Isto existe numa novela tão fraca quanto Casa velha (1885-1886, 1944), certamente até menos interessante que quase todos os trabalhos que o escritor publicou na primeira fase de sua aventura literária. Casa velha tem uma trajetória curiosa. Muitas vezes não chega a ser arrolada na bibliografia do escritor. Foi publicada em folhetim em 1885 e 1886. Só chegou a livro quando a pesquisadora Lúcia Miguel Pereira a descobriu nos anos 40, tendo sido editada em 1944. É incrível que uma narrativa tão sem invenção e cheia de soluções-clichê tenha sido publicada em 1885, quando Machado de Assis já lançara seu libelo anti-humanidade com Memórias póstumas de Brás Cubas (1881). Casa velha, ao contrário, é pura bonomia e lugar-comum. Só há uma explicação: Machado teria escrito a novela alguns anos antes e a publicou por desfastio ou para preencher jornal.

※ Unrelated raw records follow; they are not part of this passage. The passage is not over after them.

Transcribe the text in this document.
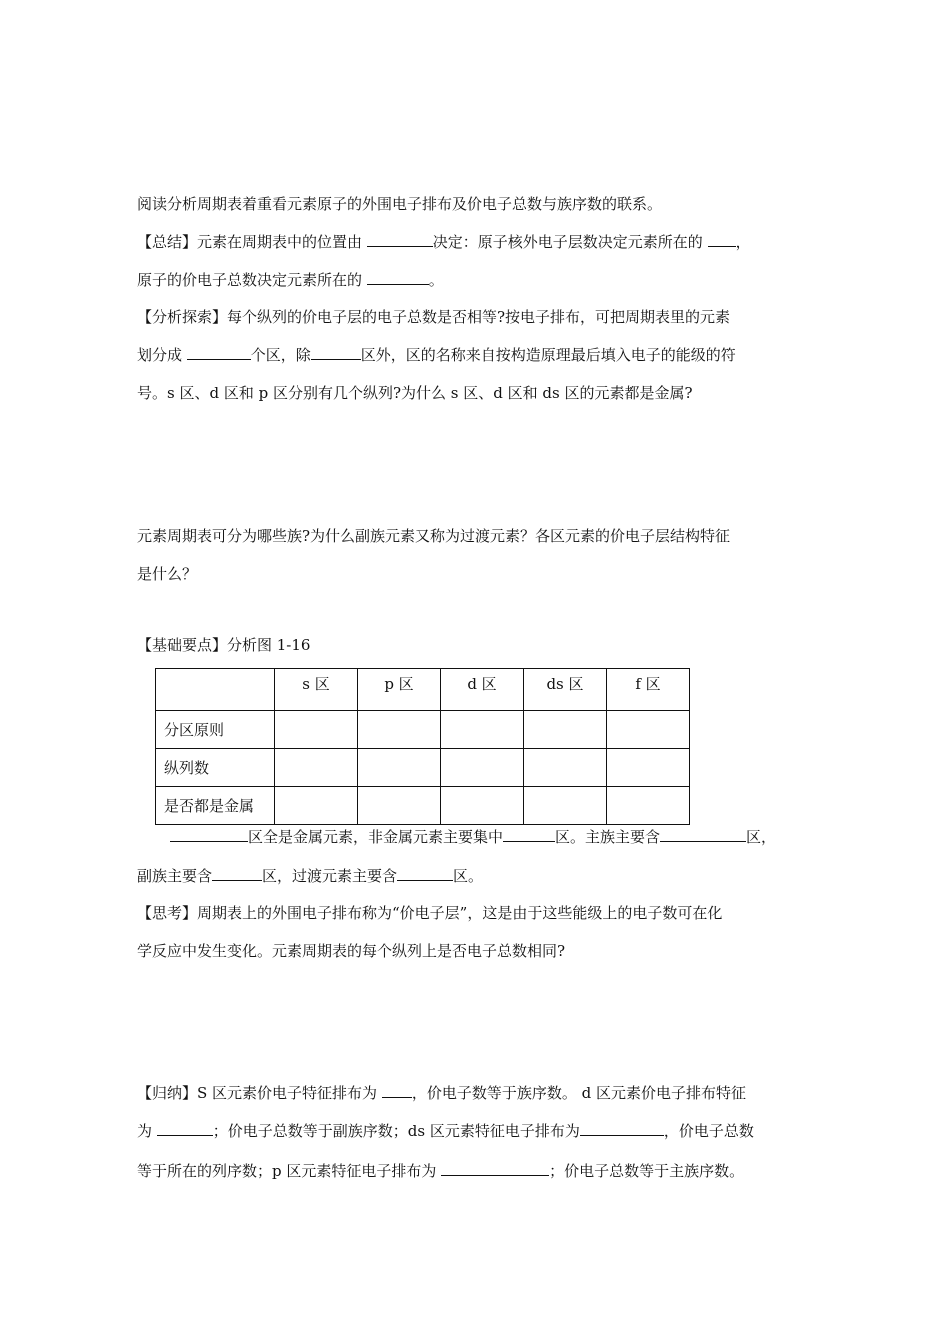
阅读分析周期表着重看元素原子的外围电子排布及价电子总数与族序数的联系。
【总结】元素在周期表中的位置由	决定：原子核外电子层数决定元素所在的 ，
原子的价电子总数决定元素所在的	。
【分析探索】每个纵列的价电子层的电子总数是否相等?按电子排布，可把周期表里的元素
划分成	个区，除	区外，区的名称来自按构造原理最后填入电子的能级的符
号。s 区、d 区和 p 区分别有几个纵列?为什么 s 区、d 区和 ds 区的元素都是金属?
元素周期表可分为哪些族?为什么副族元素又称为过渡元素？各区元素的价电子层结构特征
是什么？
【基础要点】分析图 1-16
	s 区	p 区	d 区	ds 区	f 区
分区原则					
纵列数					
是否都是金属					
区全是金属元素，非金属元素主要集中	区。主族主要含	区，
副族主要含	区，过渡元素主要含	区。
【思考】周期表上的外围电子排布称为“价电子层”，这是由于这些能级上的电子数可在化
学反应中发生变化。元素周期表的每个纵列上是否电子总数相同?
【归纳】S 区元素价电子特征排布为 ，价电子数等于族序数。 d 区元素价电子排布特征
为	；价电子总数等于副族序数；ds 区元素特征电子排布为	，价电子总数
等于所在的列序数；p 区元素特征电子排布为	；价电子总数等于主族序数。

Casa velha é, como habitual em Machado, escrito com habilidade, mas o vazio dramático é assombroso. Como foi comum na segunda fase de Machado, há um narrador em primeiro pessoa. O narrador é um padre que, ao ir em busca de pesquisas para um livro sobre o primeiro império, dá com uma família à antiga e questões romanescas arcaicas, coisas de casa velha. Tem um certo charme de coisa antiga, mas este charme é fugidio. Lá pelas tantas, o padre-narrador se confessa apaixonado pela heroína, algo não bem desenvolvido e exposto num capítulo solto, incrustado. Mas Machado estava longe de ser cruel e perdeu a oportunidade de um libelo anticlerical, como O crime do padre Amaro (1876), do português Eça de Queirós. O final é constrangedoramente tolo: “Se ele e Lalau foram felizes, não sei; mas foram honestos, e basta.”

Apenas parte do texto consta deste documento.